“Acepto que tu verdad puede ser diferente a la mía, eso hace que la vida sea interesante”.
Dentro de cualquier ámbito, tener un conflicto es algo normal. Se puede considerar como parte de la vida, dado que es inevitable que cada persona tenga unos gustos, necesidades, intereses, creencias y puntos de vista diferentes. En nuestro quehacer diario en nuestras consultas pueden darse situaciones y pacientes con los que es fácil relacionarse. Pero en otras ocasiones se encuentran situaciones difíciles: malentendidos, pacientes agresivos, situaciones delicadas, malos momentos, etc.1.
Todo médico debe tener dos tipos de competencias: científico-técnicas y relacionales. El conocimiento e incorporación de destrezas relacionales y de manejo de situaciones conflictivas es una parte esencial de nuestra actividad médica2. Hasta hace relativamente poco se consideraba que los aspectos relacionales formaban parte de las cualidades innatas del profesional y que, por lo tanto, no podían ser modificados, pues representaban el “arte de la medicina”. Sin embargo, esto no es así3. La realidad es que son habilidades que se deben conocer y entrenar. De ello va a depender la relación que se establezca con el paciente o su familia y los resultados profesionales: satisfacción del usuario, eficiencia clínica, adherencia terapéutica, número de interconsultas, satisfacción del profesional4.
El objetivo de este artículo es ofrecer herramientas, no normas, que permitan encontrar una solución satisfactoria a esas situaciones conflictivas que se generan casi a diario en nuestras consultas. Las aportaciones de este artículo no garantizan una solución para todo, pero pueden ayudar a trasformar al conflicto en una oportunidad para aprender más acerca de uno mismo y de los demás.

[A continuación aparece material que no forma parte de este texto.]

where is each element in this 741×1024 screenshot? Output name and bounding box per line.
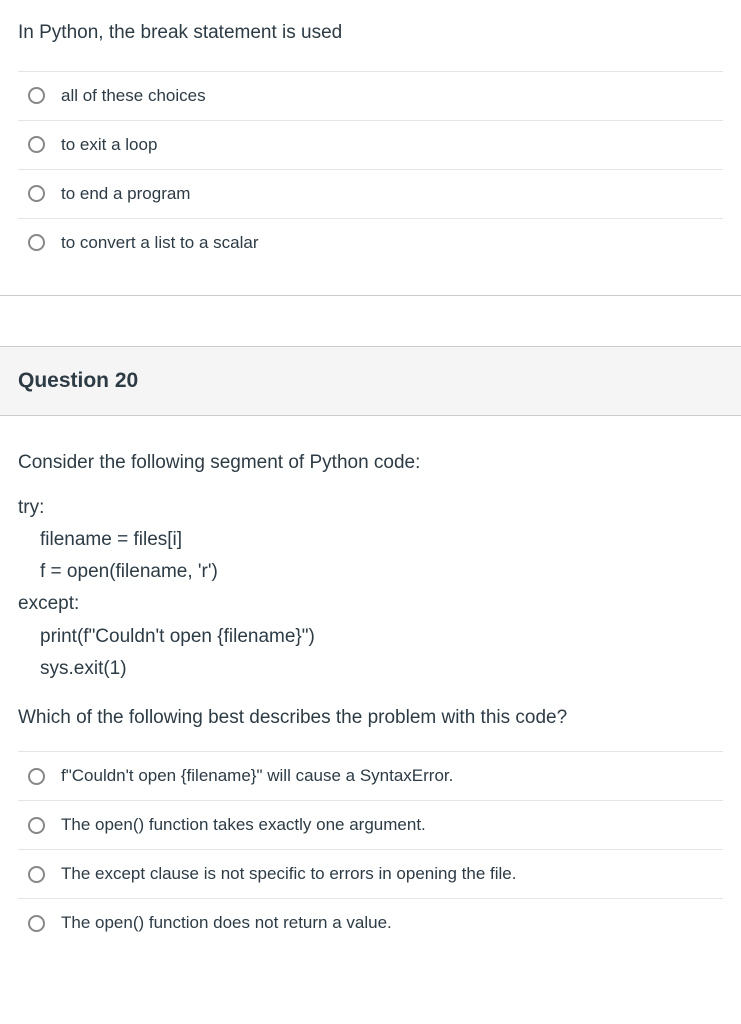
option-label: The except clause is not specific to err… bbox=[61, 864, 516, 884]
code-line: filename = files[i] bbox=[18, 524, 723, 556]
question-divider bbox=[0, 295, 741, 296]
code-line: print(f"Couldn't open {filename}") bbox=[18, 621, 723, 653]
option-row[interactable]: The open() function does not return a va… bbox=[18, 899, 723, 947]
option-row[interactable]: to exit a loop bbox=[18, 121, 723, 170]
question-19-block: In Python, the break statement is used a… bbox=[0, 0, 741, 267]
radio-icon[interactable] bbox=[28, 817, 45, 834]
option-row[interactable]: f"Couldn't open {filename}" will cause a… bbox=[18, 752, 723, 801]
radio-icon[interactable] bbox=[28, 234, 45, 251]
code-line: sys.exit(1) bbox=[18, 653, 723, 685]
question-prompt: In Python, the break statement is used bbox=[0, 0, 741, 71]
option-row[interactable]: to convert a list to a scalar bbox=[18, 219, 723, 267]
option-row[interactable]: The except clause is not specific to err… bbox=[18, 850, 723, 899]
question-header: Question 20 bbox=[0, 346, 741, 416]
radio-icon[interactable] bbox=[28, 185, 45, 202]
option-label: The open() function takes exactly one ar… bbox=[61, 815, 426, 835]
radio-icon[interactable] bbox=[28, 915, 45, 932]
option-row[interactable]: all of these choices bbox=[18, 72, 723, 121]
question-options: f"Couldn't open {filename}" will cause a… bbox=[18, 751, 723, 947]
question-20-block: Consider the following segment of Python… bbox=[0, 416, 741, 948]
option-label: The open() function does not return a va… bbox=[61, 913, 392, 933]
radio-icon[interactable] bbox=[28, 136, 45, 153]
question-followup: Which of the following best describes th… bbox=[0, 685, 741, 751]
option-label: to convert a list to a scalar bbox=[61, 233, 258, 253]
code-line: except: bbox=[18, 588, 723, 620]
option-label: to exit a loop bbox=[61, 135, 157, 155]
option-row[interactable]: to end a program bbox=[18, 170, 723, 219]
code-line: f = open(filename, 'r') bbox=[18, 556, 723, 588]
radio-icon[interactable] bbox=[28, 768, 45, 785]
radio-icon[interactable] bbox=[28, 866, 45, 883]
question-prompt: Consider the following segment of Python… bbox=[0, 416, 741, 474]
option-row[interactable]: The open() function takes exactly one ar… bbox=[18, 801, 723, 850]
code-block: try: filename = files[i] f = open(filena… bbox=[0, 492, 741, 686]
option-label: f"Couldn't open {filename}" will cause a… bbox=[61, 766, 453, 786]
option-label: to end a program bbox=[61, 184, 190, 204]
option-label: all of these choices bbox=[61, 86, 206, 106]
question-title: Question 20 bbox=[18, 369, 723, 393]
code-line: try: bbox=[18, 492, 723, 524]
radio-icon[interactable] bbox=[28, 87, 45, 104]
question-options: all of these choices to exit a loop to e… bbox=[18, 71, 723, 267]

Como con cualquier término, existen varias definiciones de conflicto. Cuestión entre dos o más partes que tienen, o creen tener, objetivos incompatibles. Proceso en el que las partes en conflicto entran en una disputa sobre diferencias o percepción de diferencias en relación con posiciones, intereses, valores y necesidades. Se origina cuando una persona entiende que otra ha afectado o está a punto de afectar algunos de sus objetivos o intereses. También se puede definir como una lucha expresa entre dos o más partes interdependientes que perciben que sus objetivos son incompatibles5.
Las partes de un conflicto son los protagonistas principales que intervienen, los protagonistas secundarios indirectamente implicados y que también pueden influir, y el problema en sí mismo (que a veces no se quiere ver).
La mayoría de las veces un conflicto se ve venir. Pocas veces surgen de repente. Un malentendido, una comunicación poco clara o un incidente suele ser el detonante de una situación de incomodidad y de tensión, que puede llevar a que la conducta normal y relación con la otra persona se distorsionen. Muchas veces, si se aprende a reconocer los indicios y se tratan enseguida, antes de que estalle la crisis, se podrían evitar6.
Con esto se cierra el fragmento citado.